Hablar de Agustina oprime el corazón, su universo era la cocina y en él hacía divinidades de una belleza única: un flan de coco, "dorado como un clavellina", que hubiese asombrado al mejor joyero cuando, momentos antes de servirlo como postre, temblaba aterrado porque en un instante sería apuñalado y puesto en los platos,  y que al llevártelo a la boca veías a Dios en todos los rincones de aquel inolvidable comedor.
Yo llamaba muchas veces a David y en una de esas, hablando con Agustina me preguntó si yo comía tiburón y le dije que sí, cosa que era una gran mentira, porqué jamás lo había probado, pero al día siguiente, estábamos los cuatro a la mesa, esperando que Agustina trinchara un trozo de casón como untado de una salsa que lo volvía apetecible y cuando celebrabas el mojo con que había sido asado al horno, ella sonreía con la cabeza inclinada, un gesto picaresco, habitual de la gente de por allá por Esmeralda, complacida y muy honrada por ser la gran cocinera de la calle García Roco. Hoy por hoy Doña Agustina Gonzalez Fagundo, tiene que andar muy afanada preparando los almíbares celestiales y merengues, panetelas y pudines que hacen del paraíso católico, un sitio muy apetecible.

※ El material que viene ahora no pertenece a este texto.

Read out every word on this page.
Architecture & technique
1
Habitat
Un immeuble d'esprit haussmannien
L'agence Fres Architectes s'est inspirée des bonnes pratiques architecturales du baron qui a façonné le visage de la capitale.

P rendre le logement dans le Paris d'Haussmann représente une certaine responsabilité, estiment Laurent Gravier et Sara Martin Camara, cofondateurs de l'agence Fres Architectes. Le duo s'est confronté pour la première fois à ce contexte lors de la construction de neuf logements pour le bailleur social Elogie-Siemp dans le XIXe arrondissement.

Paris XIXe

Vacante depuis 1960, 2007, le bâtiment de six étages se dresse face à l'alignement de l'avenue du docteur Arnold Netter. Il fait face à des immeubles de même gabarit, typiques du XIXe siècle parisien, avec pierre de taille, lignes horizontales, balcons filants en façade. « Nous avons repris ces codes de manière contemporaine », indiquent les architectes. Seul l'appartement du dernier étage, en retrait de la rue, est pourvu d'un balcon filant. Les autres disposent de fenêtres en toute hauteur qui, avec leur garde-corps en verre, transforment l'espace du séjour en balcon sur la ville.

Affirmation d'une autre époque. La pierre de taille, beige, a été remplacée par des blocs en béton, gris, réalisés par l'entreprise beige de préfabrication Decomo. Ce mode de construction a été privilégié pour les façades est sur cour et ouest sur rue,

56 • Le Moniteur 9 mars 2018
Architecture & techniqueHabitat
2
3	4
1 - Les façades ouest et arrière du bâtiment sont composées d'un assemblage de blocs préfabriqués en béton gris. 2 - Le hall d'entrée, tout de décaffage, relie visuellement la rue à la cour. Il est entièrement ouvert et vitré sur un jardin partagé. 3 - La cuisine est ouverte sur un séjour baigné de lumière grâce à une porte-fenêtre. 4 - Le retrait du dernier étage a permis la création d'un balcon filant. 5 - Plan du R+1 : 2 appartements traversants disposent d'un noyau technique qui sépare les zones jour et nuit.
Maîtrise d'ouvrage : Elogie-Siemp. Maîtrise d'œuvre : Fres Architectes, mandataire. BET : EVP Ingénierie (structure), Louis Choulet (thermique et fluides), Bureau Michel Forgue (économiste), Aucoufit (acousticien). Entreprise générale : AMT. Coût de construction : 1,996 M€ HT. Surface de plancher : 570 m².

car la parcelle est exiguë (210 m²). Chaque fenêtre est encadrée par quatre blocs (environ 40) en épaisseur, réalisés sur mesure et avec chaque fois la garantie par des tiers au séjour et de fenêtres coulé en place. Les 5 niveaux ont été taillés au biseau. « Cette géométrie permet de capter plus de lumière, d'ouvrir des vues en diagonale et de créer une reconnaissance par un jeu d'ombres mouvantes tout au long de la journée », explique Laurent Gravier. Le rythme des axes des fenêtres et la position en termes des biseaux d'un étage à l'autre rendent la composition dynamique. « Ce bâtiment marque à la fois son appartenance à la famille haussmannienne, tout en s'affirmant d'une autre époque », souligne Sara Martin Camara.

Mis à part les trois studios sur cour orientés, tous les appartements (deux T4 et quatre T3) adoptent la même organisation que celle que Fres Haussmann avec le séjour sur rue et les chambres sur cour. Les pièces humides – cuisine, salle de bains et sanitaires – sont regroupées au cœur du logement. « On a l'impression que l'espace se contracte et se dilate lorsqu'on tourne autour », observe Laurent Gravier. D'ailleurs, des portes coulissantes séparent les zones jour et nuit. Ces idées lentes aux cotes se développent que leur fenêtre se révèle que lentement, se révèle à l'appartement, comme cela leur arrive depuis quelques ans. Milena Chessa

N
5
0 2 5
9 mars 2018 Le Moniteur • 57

Las palabras que Agustina me dijo al despedirse fueron que Dios haría que pronto nos viéramos,  y yo sabía que más nunca los vería a los dos. Era abril un mes más de 1982, una primavera inexistente como casi todo en los últimos tiempos, ni cines, ni esperanza, ni medicinas y yo deambulo lleno de vergüenza, abusado por tantos, no solo los de adentro sino también engañado por muchos de la diáspora, personas que me han apuñalado traperamente, como silenciosos asesinos que me odiaran haciéndome creer que me apreciaban, y esa voz que me repite como una lejana y cercana melodía: Camagüey, sus miles de campanarios, sus calles y sus casas, parques y plazas fueron tu cuna; Camagüey, con sus repiques y sus tinajones, con  su tedio y su sonrisa, será tu tumba.

"A ti te va a llegar el sombrero cuando no tengas cabeza", escribiste, David y ya no la tengo, estos últimos años han acabado con ella. No hay ni un sólo sombrero que le sirva. Y ojalá me equivocara.